Si le « burnout » tient souvent à un allongement insoutenable de la durée du travail, il peut également être le résultat des dysfonctionnements et de l’instabilité de son organisation.

Voici un livre original consacré au burnout. Original parce que ce n’est pas le témoignage d’un salarié dont le manager de proximité pratiquerait un management « toxique ». Non, original parce que c’est justement le témoignage d’un responsable des ressources humaines d’un grand groupe français, l’histoire d’un « RRH » qui a fini par se brûler les ailes, lesquelles ont mis plus d’un an pour repousser. Original également parce que cet ouvrage est écrit à la façon d’un recueil de nouvelles réunies en cinq chapitres, partant du témoignage personnel de son épuisement professionnel, pour aller au questionnement des processus qui peuvent mener à un burnout.

 

L’enjeu des conditions de travail

Xavier Ménard, Responsables de Ressources Humaines d’un grand groupe français, décrit dans ce livre ce qu’il appelle son « burning out». Il questionne le sens du travail et la souffrance psychique qui accompagnent l’épuisement professionnel.

Le premier chapitre est consacré à l’irruption des manifestations de son épuisement, « le jour J », celui où la plus simple des actions devient impossible à faire, quand tout s’effondre.

Le deuxième chapitre est intitulé « cause réelle et sérieuse », ce qui est un clin d’œil au Droit du travail qui indique l’obligation qu’a l’employeur de ne licencier à titre personnel que pour « cause réelle et sérieuse ».

La troisième partie quitte la question personnelle pour s’intéresser aux conditions de l’exercice du travail qui peuvent mener à cet épuisement professionnel. Car, si on ne pense au burnout que comme une surcharge de travail et donc un épuisement d’abord physique dû à des semaines de 50 heures, 60 heures et plus, alors on passe à côté du fait qu’il peut aussi survenir chez des salariés ne dépassant pas les 35 heures de travail hebdomadaire, mais aux prises avec des conflits de valeurs, des dissonances cognitives, émotionnelles, des dysfonctionnements organisationnels, etc.
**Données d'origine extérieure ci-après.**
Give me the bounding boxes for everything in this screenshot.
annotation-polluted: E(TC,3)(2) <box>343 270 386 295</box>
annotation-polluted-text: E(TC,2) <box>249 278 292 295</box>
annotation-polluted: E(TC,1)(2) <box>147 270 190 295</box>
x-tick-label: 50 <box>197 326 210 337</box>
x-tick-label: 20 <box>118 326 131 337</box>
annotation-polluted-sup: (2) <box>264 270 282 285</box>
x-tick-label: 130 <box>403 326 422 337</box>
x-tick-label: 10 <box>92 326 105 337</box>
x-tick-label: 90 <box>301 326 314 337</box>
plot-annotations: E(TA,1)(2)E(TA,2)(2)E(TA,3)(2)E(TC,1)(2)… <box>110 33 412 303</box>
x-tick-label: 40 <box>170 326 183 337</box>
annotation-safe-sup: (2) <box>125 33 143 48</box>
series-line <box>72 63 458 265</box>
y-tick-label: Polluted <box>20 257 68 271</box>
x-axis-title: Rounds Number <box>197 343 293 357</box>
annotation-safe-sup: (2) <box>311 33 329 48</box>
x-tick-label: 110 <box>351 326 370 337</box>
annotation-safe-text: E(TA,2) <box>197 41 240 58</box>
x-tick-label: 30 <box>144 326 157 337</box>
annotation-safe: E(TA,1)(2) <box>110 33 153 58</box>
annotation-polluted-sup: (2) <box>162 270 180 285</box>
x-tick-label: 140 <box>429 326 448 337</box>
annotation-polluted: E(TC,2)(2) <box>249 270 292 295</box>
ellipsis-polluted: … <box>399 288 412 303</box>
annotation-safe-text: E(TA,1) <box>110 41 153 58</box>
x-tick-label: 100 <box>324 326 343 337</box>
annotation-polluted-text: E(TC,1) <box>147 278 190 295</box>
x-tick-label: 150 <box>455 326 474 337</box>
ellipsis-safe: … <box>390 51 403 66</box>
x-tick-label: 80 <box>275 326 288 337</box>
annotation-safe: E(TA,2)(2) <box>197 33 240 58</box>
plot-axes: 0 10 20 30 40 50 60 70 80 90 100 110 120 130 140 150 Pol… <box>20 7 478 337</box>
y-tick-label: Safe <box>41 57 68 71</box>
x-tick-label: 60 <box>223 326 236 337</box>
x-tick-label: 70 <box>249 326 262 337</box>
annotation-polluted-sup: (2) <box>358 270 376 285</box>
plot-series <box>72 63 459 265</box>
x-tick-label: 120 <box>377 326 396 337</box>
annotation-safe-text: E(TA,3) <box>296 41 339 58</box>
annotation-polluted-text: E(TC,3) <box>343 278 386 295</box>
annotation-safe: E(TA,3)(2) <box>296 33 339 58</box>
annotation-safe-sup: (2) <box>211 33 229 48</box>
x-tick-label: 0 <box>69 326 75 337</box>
C’est cette voie que Xavier Ménard interroge, celle de la vie même des entreprises. Il décrit les réorganisations incessantes qui font perdre le sens du travail, les changements de managers que les réorganisations imposent sans prendre en compte l’aspect humain de ces réorganisations, et le besoin de repères, d’identification de rôles suffisamment stables. Il discute alors cette gestion des ressources par tableaux Excel, qui oublie la part « humaine » de l’entreprise.

Bien loin de vouloir faire un procès à l’entreprise dans une dialectique manichéenne, l’auteur interroge ainsi le fonctionnement des entreprises, l’organisation matricielle et les conséquences possibles sur les « ressources humaines » lorsque leur spécificité est perdue de vue.

 

L’entreprise face au burn out

Ensuite, il aborde la question de la position des entreprises face au burnout, dont le Document Unique d’Évaluation des Risques qui doit prendre en compte les risques dits « psycho-sociaux ». Il s’interroge sur le possible conflit de loyauté que peuvent rencontrer toutes les personnes dédiées à la prévention des risques en entreprise, et qui seraient rémunérées par l’entreprise elle-même : préventeur, psychologue du travail, médecin du travail en service autonome. Conflit de loyauté, mais aussi conflit d’intérêt quand la rémunération du personnel de prévention est indexée à la « réussite » de sa mission préventive, la question de la réussite étant ambiguë… Il discute alors l’obligation de moyens et l’obligation de résultats dans une entreprise où la Qualité de Vie au Travail ne serait pas une des priorités, contre le bien des salariés et, bien évidemment par ricochet, contre le bien de l’entreprise elle-même !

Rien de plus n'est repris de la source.